Mind Games: Talent wars heat up as AI startups take on Big Tech – The Economic Times

The Economic Times


Competition among tech giants such as Google, Meta, and Microsoft, and artificial intelligence (AI) startups like OpenAI and Anthropic has now heightened, not only with respect to products and models, but also the people building them.

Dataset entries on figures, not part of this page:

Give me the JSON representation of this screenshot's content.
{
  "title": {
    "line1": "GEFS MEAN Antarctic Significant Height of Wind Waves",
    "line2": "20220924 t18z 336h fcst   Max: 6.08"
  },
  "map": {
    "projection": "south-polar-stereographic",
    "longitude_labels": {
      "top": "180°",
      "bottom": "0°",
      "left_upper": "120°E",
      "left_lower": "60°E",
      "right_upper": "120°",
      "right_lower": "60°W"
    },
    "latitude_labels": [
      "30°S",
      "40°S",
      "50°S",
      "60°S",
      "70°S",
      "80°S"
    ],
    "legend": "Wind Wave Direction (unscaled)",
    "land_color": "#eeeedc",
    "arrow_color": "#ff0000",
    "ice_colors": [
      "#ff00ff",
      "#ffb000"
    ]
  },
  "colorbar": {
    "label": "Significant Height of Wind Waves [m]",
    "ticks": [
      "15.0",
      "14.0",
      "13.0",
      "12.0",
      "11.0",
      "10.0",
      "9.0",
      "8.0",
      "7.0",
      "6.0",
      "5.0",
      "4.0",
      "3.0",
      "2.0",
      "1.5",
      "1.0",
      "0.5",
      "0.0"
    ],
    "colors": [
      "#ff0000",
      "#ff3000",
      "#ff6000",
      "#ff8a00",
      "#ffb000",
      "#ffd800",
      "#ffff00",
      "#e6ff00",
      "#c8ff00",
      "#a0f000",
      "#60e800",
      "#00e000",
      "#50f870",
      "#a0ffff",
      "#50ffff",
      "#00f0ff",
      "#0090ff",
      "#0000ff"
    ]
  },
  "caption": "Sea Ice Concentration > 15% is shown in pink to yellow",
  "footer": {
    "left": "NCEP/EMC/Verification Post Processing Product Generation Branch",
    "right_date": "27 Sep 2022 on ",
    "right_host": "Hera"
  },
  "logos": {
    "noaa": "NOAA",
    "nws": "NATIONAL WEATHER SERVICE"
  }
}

The intensity of these talent wars was underscored earlier this week when Alphabet’s Google DeepMind lost prominent researchers to rival OpenAI and Anthropic. The exits contributed to a sharp selloff in Alphabet shares, which lost roughly $270 billion in market value on the NASDAQ, according to a Times of India (TOI) report.

Here are some of the more notable AI talent moves in recent months that highlight the industry’s escalating battle for top researchers and engineers.

Noam Shazeer and John Jumper exit Google DeepMind

Noam Shazeer, Google’s vice president of engineering and co-lead of its Gemini models, announced his departure from the company to join OpenAI on June 20, less than two years after Google spent about $2.7 billion to bring him back along with his team, after he’d left to found Character.AI.

Shazeer, who joined Google in 2000, had co-authored the influential 2017 ‘Attention Is All You Need’ research paper, which played a key role in the development of the company’s AI assistant, Gemini.